The reordering of agencies under the NIA, however, has been more warmly received. Creating and training new units — not simply recycling old officers with new titles — has been vital, according to Raman. “For a change, it’s not simply cannibalization. So it’s not about the same officers being given more jobs. It’s about new officers being posted and new units being raised. All of that is happening.” Still, the process of getting more boots on the ground, police on the streets and, perhaps most important, ships at sea, remains a perilously long one. “It takes 18 to 24 months to get a fully trained sailor, about three years to get a fully trained officer,” says AK Kumar, former director general of the Coast Guard. “There’s no shortage of volunteers in our country, but by the time the effects are seen on the ground, it will take two to three years.”

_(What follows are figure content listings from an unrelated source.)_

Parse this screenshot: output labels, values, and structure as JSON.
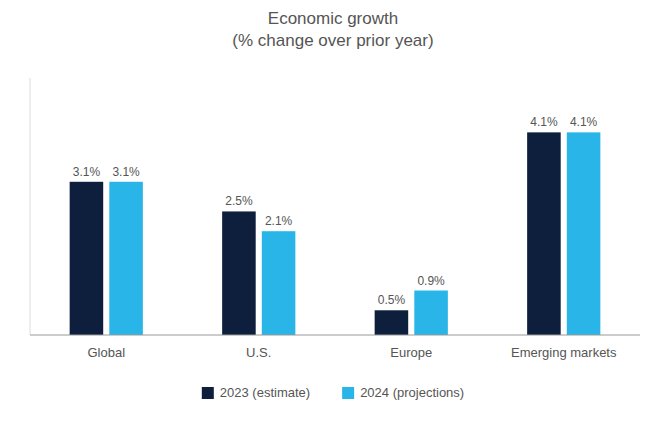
{
  "chart_data": {
    "type": "bar",
    "title": "Economic growth\n(% change over prior year)",
    "categories": [
      "Global",
      "U.S.",
      "Europe",
      "Emerging markets"
    ],
    "series": [
      {
        "name": "2023 (estimate)",
        "color": "#0d1f3c",
        "values": [
          3.1,
          2.5,
          0.5,
          4.1
        ],
        "value_labels": [
          "3.1%",
          "2.5%",
          "0.5%",
          "4.1%"
        ]
      },
      {
        "name": "2024 (projections)",
        "color": "#29b5e8",
        "values": [
          3.1,
          2.1,
          0.9,
          4.1
        ],
        "value_labels": [
          "3.1%",
          "2.1%",
          "0.9%",
          "4.1%"
        ]
      }
    ],
    "ylim": [
      0,
      5.2
    ],
    "grid": false,
    "legend": "bottom",
    "data_labels": true,
    "tick_labels": "x"
  }
}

There are delays — and then there are delays. In the immediate wake of 26/11 when public anger was at its peak and an election loomed, Home Minister P Chidambaram was committing to all sorts of things, when he wasn’t apologizing for various omissions. The anger has abated, the elections are over, PC is back as Home Minister in a government that claims a clear mandate to work sans impedence by troublesome allies. Heard anything further on initatives like this, lately?